(PRWEB) July 7, 2006
As the pension crisis is developing in UK, alarming proposals are headlining in UK press. The headline causing public outcry has suggested increasing pensionable age to 68. The new proposal has been welcomed by some spectators, but appears harsh in the light of record profits earned by banks in 2005.
The new proposal to introduce a compulsary 3% contribution on employers, including small businesses, made headline news in the FSB June/July newsletter. It appears even more unreasonable when it is publically recognised that some very small businesses may be forced to cut down on staff or even shut their doors. It may increase barriers to entry in many markets, strengthening the competitive position of established businesses and making life harder for new entrepreneurs.

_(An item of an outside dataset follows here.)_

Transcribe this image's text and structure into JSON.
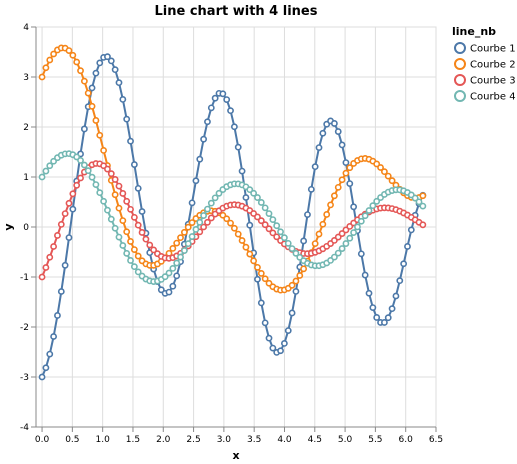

The top rate of corporation tax is still 30% at profits of £1.5m, lower than the top rate of personal income tax at 40% at income of £33,300 per annum.
Employers' National Insurance contributions are slightly higher at 12.8% than 11% contributed by salaried employees, but this rate is charged on the total income of employees, whilst businesses receive a tax deductible expense for their contribution, taking relief from reduced wage increases and corporation tax bills.
Employees are hard hit by the current tax regime, and first time buyers are having a difficult time getting on the property ladder.
In stark comparison, HSBC reported awards for record pre-tax profits of £11.5bn in 2005. The combined pension deficit of FTSE 100 companies was in the region of £37bn in mid 2005, around £0.37bn on average per company. A £0.37bn contribution from HSBC to the pension deficit would hardly be felt.
It is interesting that no new proposals have been raised to increase the rate of tax on 'super-profits' that could directly be applied to reduce the pensions deficit. A top tax rate at profit levels of £1.5m appears absurd in the face of profits of £11.5bn which have been achieved.
They can 'adjust prices, offer lower wage increases and absorb costs through profits', quoting the response from the DWP spokesperson to a statement by Sir Digby that £500m would be needed to help small businesses meet the cost of the proposed compulsary contribution of 3%. Small change for HSBC.
Investing in UK pension plans appears to be on par with the safety net provided by sports betting in the present climate.
The free online audit and accounting service website http://www.easybooks.741.com has published an article in July 2006 to assist individuals with total retirement planning, which can be viewed at http://www.easybooks.741.com/pension.html.
The guide takes a look at the pension market, exploring possible reasons for pension deficit. It proposes solutions to grow capital that individuals can add to occupational pension payouts to reduce pension shortfalls. New guidance on managing debt via refinance has been published at http://www.easybooks.741.com/debtindex.html to supplement guidance on increasing wealth to plan for retirement.
In the light of government attitude that employees in business are responsible for the pension crisis when they do not take part in business profit sharing, it seems the only option is for individuals to take full responsibility for their own pension planning.